Ayrıca, Kıbrıs Türk toplumu üzerindeki “Erdoğan baskıcı rejiminin müdahalesine” atıfta bulundu ve kısa süre önce editör Şener Levent’in 2017’de bir karikatür yayınladığı için ve Kıbrıs Türk Öğretmenler Sendikası Genel Sekreteri Şener Elcil’in cezalandırılmasını örnek gösterdi.
AKEL ve Avrupa Parlamentosu Sol milletvekili Niyazi Kızılyürek, hem Osman Kavala’nın hem de Kıbrıslı Türk gazeteci Şener Levent’in hapis cezasına çarptırıldığını, çünkü Türkiye Cumhurbaşkanı’nın bunu istediğini söyledi.

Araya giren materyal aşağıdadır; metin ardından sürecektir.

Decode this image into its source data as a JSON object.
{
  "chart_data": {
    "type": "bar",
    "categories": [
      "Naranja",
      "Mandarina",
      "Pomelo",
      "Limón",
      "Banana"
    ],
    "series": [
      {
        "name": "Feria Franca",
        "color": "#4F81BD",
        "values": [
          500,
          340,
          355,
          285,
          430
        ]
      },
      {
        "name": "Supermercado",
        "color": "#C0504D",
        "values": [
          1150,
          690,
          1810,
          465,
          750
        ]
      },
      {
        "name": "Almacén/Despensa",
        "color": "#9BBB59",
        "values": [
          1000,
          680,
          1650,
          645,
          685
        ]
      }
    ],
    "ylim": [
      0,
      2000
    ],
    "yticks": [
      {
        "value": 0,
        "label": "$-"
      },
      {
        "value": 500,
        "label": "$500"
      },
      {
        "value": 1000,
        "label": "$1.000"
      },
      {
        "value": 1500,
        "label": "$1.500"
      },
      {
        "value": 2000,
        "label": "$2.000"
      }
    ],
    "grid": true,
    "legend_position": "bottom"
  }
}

Kızılyürek, Nazım Hikmet’in durumu tanımlamak için yazdığı bir şiir olan “Mikrokozmos”u şöyle yorumladı: “… Türkiye Asya ve Avrupa’da bir ülke, İstanbul Türkiye’de bir şehir, Osman Kavala İstanbul’da bir adam. Ve size haberi getiriyorum: Türkiye’de, İstanbul’da, onu yolda durdular, yürüyen bir adam ve onu zincirlediler… Daha şaşırtıcı, daha güçlü, daha gizemli ve devasa bulduğumu bilmenizi isterim, bu adam, yolunda durduruldu ve zincirlendi”.
Diğer AP üyeleri, siyasi saikle yapılan bir yargılamaya atıfta bulundular ve Türkiye’de insan hakları ve hukukun üstünlüğü konusundaki sorunlara dikkat çektiler. Bazı vekiller söz konusu hareket tarzıyla mevcut Türk hükûmetinin AB üyelik yolunu kapattığını öne sürdü.